Cette année, la remise des prix a pris plus de temps que prévu, mais les résultats sont là : la cérémonie des Oscars 2021 aura lieu ce dimanche et le Chili espère entendre le nom de The Mole Agent résonner dans tout le Dolby Theatre en tant que lauréat du meilleur documentaire.
Cette nomination représente une étape importante pour l'industrie cinématographique chilienne. Non seulement ce film est le seul film latino-américain à avoir été nommé cette année, mais c'est aussi la première fois qu'un documentaire chilien est nommé dans la catégorie "Meilleur documentaire". Par ailleurs, Maite Alberdi est la première Chilienne à être nommée aux Oscars.

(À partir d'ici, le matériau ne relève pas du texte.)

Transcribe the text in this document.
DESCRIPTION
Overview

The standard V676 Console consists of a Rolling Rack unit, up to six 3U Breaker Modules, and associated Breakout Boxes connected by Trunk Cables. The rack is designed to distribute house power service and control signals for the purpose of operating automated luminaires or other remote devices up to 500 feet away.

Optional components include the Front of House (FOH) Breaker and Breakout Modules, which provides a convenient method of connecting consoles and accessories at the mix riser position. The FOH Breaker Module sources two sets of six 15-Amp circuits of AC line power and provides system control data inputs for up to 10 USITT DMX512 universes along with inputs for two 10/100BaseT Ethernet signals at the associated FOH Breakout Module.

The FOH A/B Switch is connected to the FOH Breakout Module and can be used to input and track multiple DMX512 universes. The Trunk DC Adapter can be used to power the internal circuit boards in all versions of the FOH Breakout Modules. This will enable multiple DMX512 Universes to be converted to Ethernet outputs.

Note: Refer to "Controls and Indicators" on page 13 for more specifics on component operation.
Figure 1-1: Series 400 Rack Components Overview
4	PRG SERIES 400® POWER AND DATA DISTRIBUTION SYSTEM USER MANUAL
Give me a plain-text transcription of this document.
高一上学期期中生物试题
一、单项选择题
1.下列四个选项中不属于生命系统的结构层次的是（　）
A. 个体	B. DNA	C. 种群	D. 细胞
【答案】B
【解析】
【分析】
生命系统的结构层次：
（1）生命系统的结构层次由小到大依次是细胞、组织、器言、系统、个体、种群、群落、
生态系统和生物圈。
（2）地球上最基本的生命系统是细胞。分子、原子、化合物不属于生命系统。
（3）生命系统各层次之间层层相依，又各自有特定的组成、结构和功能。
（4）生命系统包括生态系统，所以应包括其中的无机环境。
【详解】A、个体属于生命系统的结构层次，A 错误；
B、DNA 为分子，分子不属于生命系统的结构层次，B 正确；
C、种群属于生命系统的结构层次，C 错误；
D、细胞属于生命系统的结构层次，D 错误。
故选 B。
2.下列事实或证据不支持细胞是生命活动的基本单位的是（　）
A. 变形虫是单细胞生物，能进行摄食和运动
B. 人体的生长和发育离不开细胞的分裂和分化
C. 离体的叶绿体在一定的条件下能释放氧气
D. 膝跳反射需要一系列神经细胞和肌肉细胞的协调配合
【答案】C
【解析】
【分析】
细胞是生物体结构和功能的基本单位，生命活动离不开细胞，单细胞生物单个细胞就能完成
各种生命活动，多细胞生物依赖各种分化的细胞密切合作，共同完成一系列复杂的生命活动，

Dix personnalités qui ont marqué l'histoire du cinéma chilien nous font part de leur opinion personnelle sur le film.
Sebastián Lelio, réalisateur, scénariste, producteur et monteur. Parmi ses films les plus importants figurent Gloria (2013) et Une femme fantastique (2017), qui a remporté l'Oscar du meilleur film en langue étrangère en 2018.
"L'agent taupe est un film intelligent et émouvant, aussi touchant que cruel. Sa capacité à élargir notre compréhension de ce qu'est un documentaire est libératrice. Il s'agit d'une grande réussite pour les documentaires chiliens et d'un rappel de leur excellente tradition. Je souhaite le meilleur à Maite Alberdi et à son équipe de femmes audacieuses et talentueuses".
Andrés Wood, réalisateur de Soccer Stories (1997), Machuca (2004), Violeta Went to Heaven (2011), Spider (2019), entre autres.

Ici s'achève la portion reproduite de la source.